Setting Your Online Price With the Future in Mind
For those of you who are launching online first and recognize that traditional retail is definitely in your future as you try to scale, a nagging question may arise: should I price online, assuming that in the future I’ll need to accommodate retailer, distribution margins and eventually broker’s fees?
The short answer = yes.
Long answer = you need to price high per unit for any online launch because online purchases of new brands constitute specialty purchasing. Consumers view direct-to-consumer websites right now as specialty retail outlets. The reason for this is that this is the precedent that was set up in the beauty industry 25 years ago, and by certain other categories, like chocolate retail outlets like Lindt. These chains and brands have created a cultural assumption that brands that run a retail site or have a retail presence, whether it’s online on my screen or 3D in the shopping mall, are high-end luxury premium brands. That’s the assumption we’re making when we go to a branded website to buy something direct.
The consumers who seek out DTC goods are therefore not very price-sensitive.
And these are the only consumers you want initially to run a cash-efficient business.
I talk about a data-science-driven range of 50% to 200% over brick and mortar retail category average unit pricing in my book. This is the sweet spot for pricing, and it gives you a nice range to work with in terms of pricing very high initially online. And you should push the limits of sanity with online launch pricing.
Primarily, you want to build the early business on the wallets of price-insensitive consumers most likely to repeat habitually. So, you have very little to lose by overpricing the market on your DTC because it’s so easy for you to change the price in five and 25-cent increments and see what happens after three months. Online selling allows rigorous, free pricing experimentation. If you have the budget for paid ads, see what happens to the paid ad ROAS when you start moving that price down in increments.
So price super high on DTC and experiment. Remember, it doesn’t take many users who are perfectly selected and become repeat buyers of a DTC business to create a million dollars of trailing annual revenue.
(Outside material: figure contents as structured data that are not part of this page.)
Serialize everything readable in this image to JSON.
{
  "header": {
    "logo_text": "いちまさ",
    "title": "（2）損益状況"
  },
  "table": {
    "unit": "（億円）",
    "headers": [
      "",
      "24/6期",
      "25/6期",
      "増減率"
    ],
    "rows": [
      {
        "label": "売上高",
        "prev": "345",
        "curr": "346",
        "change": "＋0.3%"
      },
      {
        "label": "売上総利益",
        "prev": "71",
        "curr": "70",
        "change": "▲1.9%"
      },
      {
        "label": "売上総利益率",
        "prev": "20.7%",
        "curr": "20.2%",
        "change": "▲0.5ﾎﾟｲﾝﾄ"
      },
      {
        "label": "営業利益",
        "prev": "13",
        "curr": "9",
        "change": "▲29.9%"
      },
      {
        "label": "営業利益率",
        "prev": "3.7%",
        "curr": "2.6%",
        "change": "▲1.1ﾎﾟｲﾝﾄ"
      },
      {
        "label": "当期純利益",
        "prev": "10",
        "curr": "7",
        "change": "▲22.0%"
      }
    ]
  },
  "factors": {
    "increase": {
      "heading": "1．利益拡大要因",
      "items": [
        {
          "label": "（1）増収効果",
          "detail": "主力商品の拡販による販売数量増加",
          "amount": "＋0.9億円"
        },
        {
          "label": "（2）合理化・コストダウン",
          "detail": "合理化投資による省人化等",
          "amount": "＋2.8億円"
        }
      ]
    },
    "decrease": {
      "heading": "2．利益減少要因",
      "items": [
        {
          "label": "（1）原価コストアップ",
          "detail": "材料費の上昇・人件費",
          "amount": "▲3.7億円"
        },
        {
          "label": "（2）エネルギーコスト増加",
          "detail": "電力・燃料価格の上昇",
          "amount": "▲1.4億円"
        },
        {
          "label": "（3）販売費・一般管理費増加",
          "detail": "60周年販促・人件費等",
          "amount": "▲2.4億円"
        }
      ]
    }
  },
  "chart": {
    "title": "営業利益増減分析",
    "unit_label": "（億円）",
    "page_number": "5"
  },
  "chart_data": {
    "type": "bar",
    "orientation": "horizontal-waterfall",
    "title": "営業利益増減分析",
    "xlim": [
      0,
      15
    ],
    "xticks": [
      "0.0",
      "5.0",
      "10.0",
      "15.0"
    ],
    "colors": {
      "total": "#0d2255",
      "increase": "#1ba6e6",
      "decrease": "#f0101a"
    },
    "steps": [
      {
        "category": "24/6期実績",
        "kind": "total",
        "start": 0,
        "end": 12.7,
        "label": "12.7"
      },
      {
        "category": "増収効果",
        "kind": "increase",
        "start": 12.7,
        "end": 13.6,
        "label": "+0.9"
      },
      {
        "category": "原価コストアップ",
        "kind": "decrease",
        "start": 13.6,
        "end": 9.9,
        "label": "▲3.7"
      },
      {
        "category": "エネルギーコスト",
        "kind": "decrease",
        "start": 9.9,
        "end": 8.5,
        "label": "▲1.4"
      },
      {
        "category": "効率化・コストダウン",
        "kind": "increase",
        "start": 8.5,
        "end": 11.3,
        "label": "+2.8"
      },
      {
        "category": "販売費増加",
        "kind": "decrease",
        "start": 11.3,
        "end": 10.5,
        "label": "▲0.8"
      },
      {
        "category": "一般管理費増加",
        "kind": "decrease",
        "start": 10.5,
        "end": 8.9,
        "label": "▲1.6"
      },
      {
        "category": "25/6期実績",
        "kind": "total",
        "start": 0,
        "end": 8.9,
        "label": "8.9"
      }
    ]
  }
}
It just doesn’t take a lot of people.
But there’s another reason to price high for an online launch. You will most likely need to use 3P distributors to get to high-value brick chains in the future. Even though it’s becoming possible to get to Phase 2 online and then jump to Target or Costco/specialty and scale from there, you can’t necessarily rely on being able to sell ONLY to direct ship retailers when you head into brick retail.
So, you need to price high enough early on in the life of the business to allow for margin compression when entering third-P brick distribution. Otherwise, you will see your wholesale price collapse when servicing 3P distribution retail outlets. You could literally end up making 5, 10, 20 cents per unit max, which is simply not viable without massive amounts of funding.
Price high. Be brave. You can always lower it later.